A 14-year-old Central Florida child's missteps could have easily ended in tragedy, but thanks to the mentoring program at Friends of Children and Families, she was pulled back from the edge, and her young life is now happily back on track.
With her father in jail and her mother working and attending school, the restless and alienated child, unable to find the love and direction she needed at home, naively looked for it in all the wrong places – and with the worst sort of people. She eventually landed in juvenile court, which then steered her to a private agency called Friends of Children and Families, who enrolled her in their mentoring program.
Friends Residence Foster Home Girls participating in a Therapeutic Art Project painting and decorating their initials. They loved using their creativity and creating a new item to decorate their room.
Friends Who Mentor
Paired with a mature, professional woman, the troubled child got the attention and guidance she needed. That counseling quickly sparked a new self-respect and determination in the child. "After about five or six visits, this little girl said, ‘I'm not going to court anymore,'" says Gloria Esteban, director of the mentoring program.
Such stories help drive Friends of Children and Families. The Orlando, Florida, nonprofit's mission is to provide troubled children and their families, whether in foster care or at home, "the opportunity to have the resources and tools every other child would have to reach their full potential," says clinical director Donna Berry. Friends of Children and Families also provides in-home counseling, operates foster care group homes, and conducts psychological assessments of children in the child welfare system. The mentoring program, begun in 2011, currently provides mentors 85 children.
For the last three years, a Subaru of America Foundation grant has helped support the program, touching the lives of 700 children over that time, says Friends of Children and Families executive director Desmond Taylor. Mentors help teen foster children learn skills they'll need at 18 when they leave the system: how to find a job, education and a place to live, and how to navigate future life choices.
Mentors are diverse – many speak Spanish or Haitian Creole or other languages in addition to English – and commit to at least a year of spending time with the children in their charge. "We don't want a situation where someone says they want to be a mentor for three months and then they're out of that child's life," Berry notes. They don't undermine parents, but instead work as a team.
Friends Who Tutor
The grant also helps support a Friends of Children and Families tutoring program. Because they often are moved from one home to another, "many of the children in foster care have fallen behind academically," Berry explains. "They have sometimes had to change schools several times in the school year. As a result, their math and reading levels are often below grade level."
Education is a core commitment for the organization – "the key that unlocks the door to opportunity," she says. "We want to ensure that children in foster care, despite disadvantages that they may have encountered earlier in life, are given a fair chance." Tutoring, she adds, helps teach them "the value of education and builds their self-confidence."
Begun in 2012, the tutoring program aided more than 40 foster kids in grades K-12 last year. The organization reports that 77 percent of the children who have taken part in the last couple of years have improved school attendance, 86 percent have improved in at least one school subject, and 93 percent have developed a more positive attitude about school.
"Some of our successes have included having children make the honor roll for the first time and for many of them to realize that attending college is a possibility," Berry says.

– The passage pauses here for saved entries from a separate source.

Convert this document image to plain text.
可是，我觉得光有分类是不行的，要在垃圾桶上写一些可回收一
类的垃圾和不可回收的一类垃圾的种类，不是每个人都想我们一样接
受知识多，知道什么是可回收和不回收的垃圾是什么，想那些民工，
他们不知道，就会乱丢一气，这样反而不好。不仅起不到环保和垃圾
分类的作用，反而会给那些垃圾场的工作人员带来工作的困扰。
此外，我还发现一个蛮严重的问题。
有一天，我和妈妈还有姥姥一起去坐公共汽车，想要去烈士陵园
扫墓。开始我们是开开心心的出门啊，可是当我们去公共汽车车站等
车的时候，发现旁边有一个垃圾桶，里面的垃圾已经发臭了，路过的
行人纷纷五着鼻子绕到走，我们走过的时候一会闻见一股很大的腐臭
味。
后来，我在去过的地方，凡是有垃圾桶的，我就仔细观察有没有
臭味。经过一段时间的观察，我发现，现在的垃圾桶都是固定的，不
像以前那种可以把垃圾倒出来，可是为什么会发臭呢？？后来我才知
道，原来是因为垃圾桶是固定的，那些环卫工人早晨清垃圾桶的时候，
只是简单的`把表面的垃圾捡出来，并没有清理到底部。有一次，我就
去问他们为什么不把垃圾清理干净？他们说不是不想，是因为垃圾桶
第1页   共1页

Seminole County Students Working Against Tobacco (SWAT) which FRIENDS has an active club that participates in activities that educate teens on the dangers of smoking.
Friends Who Care
And they forge strong bonds. A 16-year-old child, no longer in the program, still kept in touch with her mentor 75 miles away. About to run away from her foster home, she first called her mentor, who listened and helped redirect the child to a better outcome.
As for the 14-year-old child from Central Florida, Esteban reports that her mentor's patience and commitment continue to pay off. The mentor recently took her on a college tour and got her to think of her future. "She's not in trouble now," says Esteban, "and she's starting to do better in school."